大衆魚の代表格・マイワシの水揚げ量が徳島県で激減している。農林水産省の統計によると、近年はピーク時に比べて1000分の1から数百分の1で推移。全国的には個体数が回復傾向にあるものの、徳島近海では下げ止まりの状況だ。鹿児島県沖にあった産卵場が何らかの理由でなくなったのが原因とみられ、回復の見通しは不透明だという。

 徳島近海のマイワシの漁獲量は1970、80年代がピークで、79年には4万2600トンの水揚げがあった。しかし、90年代に入ると漁獲量は安定せず、過去50年で最も少なかった2013年は45トン、17年は約100トン(速報値)にとどまった。

 全国の水揚げ量は1988年の約450万トンをピークに海水温の上昇などで年々減り続け、2005年には約3万トンまで減少した。近年は三重県以東の個体数が増えるなど回復傾向だが、徳島近海では瀬戸内海から季節回遊のある鳴門市の一部を除き低迷している。

 阿南市の離島伊島では、かつてほぼ1年中大量のマイワシが回遊していた。
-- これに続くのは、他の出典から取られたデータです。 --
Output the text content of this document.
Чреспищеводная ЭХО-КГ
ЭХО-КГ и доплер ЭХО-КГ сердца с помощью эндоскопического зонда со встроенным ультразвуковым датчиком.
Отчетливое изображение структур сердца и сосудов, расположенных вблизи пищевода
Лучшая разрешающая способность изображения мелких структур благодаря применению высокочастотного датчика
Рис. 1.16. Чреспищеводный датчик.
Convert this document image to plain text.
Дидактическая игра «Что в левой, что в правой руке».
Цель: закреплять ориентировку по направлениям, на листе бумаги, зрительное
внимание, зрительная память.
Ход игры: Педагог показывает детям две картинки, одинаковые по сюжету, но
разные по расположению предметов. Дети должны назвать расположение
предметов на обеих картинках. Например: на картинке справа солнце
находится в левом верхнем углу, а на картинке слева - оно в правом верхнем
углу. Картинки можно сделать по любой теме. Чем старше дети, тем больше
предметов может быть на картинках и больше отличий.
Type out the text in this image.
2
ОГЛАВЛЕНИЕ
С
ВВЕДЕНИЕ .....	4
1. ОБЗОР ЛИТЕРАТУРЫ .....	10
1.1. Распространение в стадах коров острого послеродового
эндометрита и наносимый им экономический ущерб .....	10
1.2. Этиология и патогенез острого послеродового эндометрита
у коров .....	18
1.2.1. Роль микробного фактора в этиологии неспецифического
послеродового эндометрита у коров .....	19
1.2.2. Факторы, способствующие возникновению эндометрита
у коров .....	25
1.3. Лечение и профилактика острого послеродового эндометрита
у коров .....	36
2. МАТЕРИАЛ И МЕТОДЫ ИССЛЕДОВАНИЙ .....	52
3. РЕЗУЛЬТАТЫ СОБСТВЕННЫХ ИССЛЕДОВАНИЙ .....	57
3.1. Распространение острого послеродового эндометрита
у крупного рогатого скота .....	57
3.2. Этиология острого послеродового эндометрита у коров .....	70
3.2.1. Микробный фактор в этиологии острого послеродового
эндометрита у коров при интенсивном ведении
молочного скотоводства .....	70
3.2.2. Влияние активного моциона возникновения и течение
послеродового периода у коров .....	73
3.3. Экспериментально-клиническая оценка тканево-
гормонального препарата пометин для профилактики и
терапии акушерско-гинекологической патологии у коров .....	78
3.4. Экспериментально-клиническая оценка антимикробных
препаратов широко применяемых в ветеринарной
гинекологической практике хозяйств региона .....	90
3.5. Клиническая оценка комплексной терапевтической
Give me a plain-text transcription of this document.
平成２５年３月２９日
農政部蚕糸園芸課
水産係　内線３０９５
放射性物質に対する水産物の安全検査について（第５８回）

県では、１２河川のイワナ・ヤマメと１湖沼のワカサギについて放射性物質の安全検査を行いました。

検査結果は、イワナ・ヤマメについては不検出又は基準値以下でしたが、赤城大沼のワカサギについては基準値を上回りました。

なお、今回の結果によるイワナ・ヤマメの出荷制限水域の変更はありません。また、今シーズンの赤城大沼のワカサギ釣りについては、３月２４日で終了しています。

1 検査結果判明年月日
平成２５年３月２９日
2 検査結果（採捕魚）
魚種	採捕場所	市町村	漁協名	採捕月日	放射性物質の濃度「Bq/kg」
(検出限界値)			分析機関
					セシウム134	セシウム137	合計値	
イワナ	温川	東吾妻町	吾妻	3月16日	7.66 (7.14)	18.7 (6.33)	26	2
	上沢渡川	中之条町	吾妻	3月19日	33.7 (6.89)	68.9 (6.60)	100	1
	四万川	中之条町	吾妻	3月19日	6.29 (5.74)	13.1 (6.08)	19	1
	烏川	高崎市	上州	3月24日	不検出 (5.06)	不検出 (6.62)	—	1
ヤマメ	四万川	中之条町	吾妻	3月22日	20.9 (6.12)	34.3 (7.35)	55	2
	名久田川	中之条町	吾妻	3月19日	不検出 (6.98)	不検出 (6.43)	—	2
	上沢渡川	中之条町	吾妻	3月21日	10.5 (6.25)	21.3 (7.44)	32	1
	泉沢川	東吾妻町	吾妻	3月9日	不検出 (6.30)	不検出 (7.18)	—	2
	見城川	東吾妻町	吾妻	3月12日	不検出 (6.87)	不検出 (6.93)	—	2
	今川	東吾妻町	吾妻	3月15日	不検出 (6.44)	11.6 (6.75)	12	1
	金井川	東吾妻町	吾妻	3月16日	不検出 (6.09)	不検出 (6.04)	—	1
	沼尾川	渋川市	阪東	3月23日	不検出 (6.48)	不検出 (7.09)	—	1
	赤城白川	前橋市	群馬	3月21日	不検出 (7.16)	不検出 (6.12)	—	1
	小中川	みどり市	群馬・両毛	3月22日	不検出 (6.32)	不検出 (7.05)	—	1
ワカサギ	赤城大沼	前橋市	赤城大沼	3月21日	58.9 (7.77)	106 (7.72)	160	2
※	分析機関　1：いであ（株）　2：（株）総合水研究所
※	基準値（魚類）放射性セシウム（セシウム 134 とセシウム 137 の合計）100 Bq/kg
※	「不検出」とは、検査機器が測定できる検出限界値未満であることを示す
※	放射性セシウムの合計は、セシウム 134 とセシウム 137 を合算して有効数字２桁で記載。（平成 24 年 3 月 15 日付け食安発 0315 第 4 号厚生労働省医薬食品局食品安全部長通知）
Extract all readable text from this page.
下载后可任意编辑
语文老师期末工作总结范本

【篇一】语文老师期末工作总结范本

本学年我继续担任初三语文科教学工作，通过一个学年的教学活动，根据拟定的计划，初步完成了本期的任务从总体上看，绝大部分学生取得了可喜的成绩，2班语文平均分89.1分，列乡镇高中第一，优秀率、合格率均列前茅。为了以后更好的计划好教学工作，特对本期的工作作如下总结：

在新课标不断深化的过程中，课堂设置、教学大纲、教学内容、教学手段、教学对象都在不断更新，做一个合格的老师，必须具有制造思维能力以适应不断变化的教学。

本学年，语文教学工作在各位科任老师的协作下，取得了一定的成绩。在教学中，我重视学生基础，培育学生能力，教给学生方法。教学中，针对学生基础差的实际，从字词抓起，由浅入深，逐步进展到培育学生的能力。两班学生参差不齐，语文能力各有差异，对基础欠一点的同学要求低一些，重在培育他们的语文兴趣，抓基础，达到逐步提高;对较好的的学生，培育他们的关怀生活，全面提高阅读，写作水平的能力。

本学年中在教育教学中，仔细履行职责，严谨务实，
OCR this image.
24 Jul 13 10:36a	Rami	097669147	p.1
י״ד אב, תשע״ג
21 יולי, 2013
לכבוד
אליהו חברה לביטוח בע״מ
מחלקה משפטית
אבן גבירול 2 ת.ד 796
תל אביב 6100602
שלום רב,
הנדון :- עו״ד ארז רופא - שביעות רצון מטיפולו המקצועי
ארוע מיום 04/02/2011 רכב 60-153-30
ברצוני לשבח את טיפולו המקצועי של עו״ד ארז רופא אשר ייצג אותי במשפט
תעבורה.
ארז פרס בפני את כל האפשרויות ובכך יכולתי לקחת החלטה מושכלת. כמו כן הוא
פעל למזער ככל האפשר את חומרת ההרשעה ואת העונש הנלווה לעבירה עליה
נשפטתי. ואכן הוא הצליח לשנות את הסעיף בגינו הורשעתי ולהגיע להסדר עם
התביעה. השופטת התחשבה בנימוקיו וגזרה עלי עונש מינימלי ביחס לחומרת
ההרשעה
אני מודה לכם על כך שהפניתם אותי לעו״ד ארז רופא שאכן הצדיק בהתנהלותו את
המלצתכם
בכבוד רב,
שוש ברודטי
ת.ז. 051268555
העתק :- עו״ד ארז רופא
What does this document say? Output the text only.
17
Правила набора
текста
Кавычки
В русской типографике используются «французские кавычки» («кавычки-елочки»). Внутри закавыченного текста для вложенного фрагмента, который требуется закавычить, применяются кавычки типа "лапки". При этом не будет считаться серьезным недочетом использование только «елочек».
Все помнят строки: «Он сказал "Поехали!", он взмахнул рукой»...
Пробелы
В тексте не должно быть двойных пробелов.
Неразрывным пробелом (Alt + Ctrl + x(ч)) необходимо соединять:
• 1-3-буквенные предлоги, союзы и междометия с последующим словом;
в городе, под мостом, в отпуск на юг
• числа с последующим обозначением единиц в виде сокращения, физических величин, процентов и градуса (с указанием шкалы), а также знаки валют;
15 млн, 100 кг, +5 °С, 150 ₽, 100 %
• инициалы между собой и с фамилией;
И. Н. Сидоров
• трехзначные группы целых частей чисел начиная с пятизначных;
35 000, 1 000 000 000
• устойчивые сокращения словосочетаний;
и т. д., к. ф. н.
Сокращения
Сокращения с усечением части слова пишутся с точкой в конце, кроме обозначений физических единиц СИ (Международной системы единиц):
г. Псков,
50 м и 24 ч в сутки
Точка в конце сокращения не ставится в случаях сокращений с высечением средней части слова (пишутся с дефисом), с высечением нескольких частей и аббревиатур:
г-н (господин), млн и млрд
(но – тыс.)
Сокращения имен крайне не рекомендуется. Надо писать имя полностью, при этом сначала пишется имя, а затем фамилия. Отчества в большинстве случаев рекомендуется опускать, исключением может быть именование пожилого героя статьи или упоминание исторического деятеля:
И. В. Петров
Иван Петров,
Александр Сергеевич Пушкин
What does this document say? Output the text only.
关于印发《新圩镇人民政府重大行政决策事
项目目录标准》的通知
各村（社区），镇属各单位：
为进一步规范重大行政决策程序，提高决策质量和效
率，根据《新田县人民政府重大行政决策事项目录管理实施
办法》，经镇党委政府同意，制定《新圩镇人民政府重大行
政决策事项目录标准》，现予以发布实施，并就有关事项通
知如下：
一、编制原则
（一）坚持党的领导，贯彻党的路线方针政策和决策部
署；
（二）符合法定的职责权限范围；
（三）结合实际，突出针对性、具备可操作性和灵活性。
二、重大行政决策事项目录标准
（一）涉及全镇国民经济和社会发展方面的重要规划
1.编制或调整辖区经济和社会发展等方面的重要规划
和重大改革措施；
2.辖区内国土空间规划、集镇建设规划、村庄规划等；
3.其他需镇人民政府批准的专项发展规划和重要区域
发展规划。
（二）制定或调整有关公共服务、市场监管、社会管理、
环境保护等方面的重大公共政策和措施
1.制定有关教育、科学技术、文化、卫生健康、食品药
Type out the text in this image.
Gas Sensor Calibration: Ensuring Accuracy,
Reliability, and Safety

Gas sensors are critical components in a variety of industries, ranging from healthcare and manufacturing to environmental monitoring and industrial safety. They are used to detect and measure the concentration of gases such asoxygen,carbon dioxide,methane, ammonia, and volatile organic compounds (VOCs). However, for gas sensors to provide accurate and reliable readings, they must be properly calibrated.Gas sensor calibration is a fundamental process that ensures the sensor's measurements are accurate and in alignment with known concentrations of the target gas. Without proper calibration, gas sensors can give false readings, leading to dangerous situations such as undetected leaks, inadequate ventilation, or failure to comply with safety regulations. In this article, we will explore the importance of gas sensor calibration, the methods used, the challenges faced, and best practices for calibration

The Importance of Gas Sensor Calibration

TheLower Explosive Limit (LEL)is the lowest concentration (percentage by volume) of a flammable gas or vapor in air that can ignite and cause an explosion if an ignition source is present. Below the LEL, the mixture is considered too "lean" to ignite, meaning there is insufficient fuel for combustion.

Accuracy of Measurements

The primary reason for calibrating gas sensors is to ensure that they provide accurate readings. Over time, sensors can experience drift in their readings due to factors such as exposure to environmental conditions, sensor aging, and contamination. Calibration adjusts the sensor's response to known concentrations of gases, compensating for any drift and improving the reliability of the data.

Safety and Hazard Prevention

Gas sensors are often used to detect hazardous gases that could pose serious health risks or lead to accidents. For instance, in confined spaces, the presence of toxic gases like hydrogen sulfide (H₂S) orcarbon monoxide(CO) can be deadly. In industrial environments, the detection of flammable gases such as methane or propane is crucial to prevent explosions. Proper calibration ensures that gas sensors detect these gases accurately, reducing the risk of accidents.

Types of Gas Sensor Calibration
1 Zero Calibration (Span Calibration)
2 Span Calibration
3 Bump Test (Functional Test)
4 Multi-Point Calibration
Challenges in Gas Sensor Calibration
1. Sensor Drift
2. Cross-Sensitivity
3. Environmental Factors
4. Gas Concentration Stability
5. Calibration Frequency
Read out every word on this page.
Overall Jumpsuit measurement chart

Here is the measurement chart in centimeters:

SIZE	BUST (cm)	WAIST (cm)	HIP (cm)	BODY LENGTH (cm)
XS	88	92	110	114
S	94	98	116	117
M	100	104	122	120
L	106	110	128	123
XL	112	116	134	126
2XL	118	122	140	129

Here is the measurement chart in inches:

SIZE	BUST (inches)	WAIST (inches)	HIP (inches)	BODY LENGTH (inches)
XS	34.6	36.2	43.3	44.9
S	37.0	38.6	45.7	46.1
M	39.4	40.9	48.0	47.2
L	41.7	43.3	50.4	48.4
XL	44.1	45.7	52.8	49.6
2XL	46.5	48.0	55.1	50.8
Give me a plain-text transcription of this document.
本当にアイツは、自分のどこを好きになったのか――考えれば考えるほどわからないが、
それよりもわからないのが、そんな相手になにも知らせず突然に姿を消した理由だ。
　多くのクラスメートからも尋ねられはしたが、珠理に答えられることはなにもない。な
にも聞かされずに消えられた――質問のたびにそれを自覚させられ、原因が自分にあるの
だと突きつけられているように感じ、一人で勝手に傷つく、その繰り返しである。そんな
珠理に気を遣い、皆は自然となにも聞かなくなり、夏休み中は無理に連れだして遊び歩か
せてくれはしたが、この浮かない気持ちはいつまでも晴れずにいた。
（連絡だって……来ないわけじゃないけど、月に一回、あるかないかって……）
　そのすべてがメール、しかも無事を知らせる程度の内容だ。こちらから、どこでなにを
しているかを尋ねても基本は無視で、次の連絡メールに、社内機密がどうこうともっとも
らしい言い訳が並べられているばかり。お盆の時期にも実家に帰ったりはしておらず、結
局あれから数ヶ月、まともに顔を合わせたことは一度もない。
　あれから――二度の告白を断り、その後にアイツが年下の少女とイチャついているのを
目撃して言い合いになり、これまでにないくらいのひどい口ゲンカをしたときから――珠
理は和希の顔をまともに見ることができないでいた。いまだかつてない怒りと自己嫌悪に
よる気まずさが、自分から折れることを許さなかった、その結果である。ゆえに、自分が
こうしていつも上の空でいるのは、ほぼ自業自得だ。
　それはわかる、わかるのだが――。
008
現在は春の一時期に回遊があるだけで、補食するハマチなどの魚も減少したという。

 64年間漁師を続ける岡本新三郎さん(79)は「40年ほど前は港内に入り込んだ大量のマイワシが陸に打ち上がっていたが、最近はそんな光景は見なくなった。マイワシが多いと大型魚も増え、漁もにぎわっていたのだが」と振り返る。

 国立研究開発法人水産研究・教育機構中央水産研究所(横浜市)によると、マイワシは関東から九州の太平洋側沿岸で産卵し、成長すると水温の低い北へ回遊する。近年の研究で、鹿児島県沖にあった産卵場がなくなったことが分かっており、これが四国沖での回遊の減少につながったとみられている。産卵場がなくなった理由は分かっていない。

 県水産研究課は「高知県の土佐湾にも産卵場があるため年によって個体数が増えることはあるが、徳島近海は幼魚が中心となっている。『海の肥やし』とも言われる魚だけに資源が回復してくれればいいのだが」としている。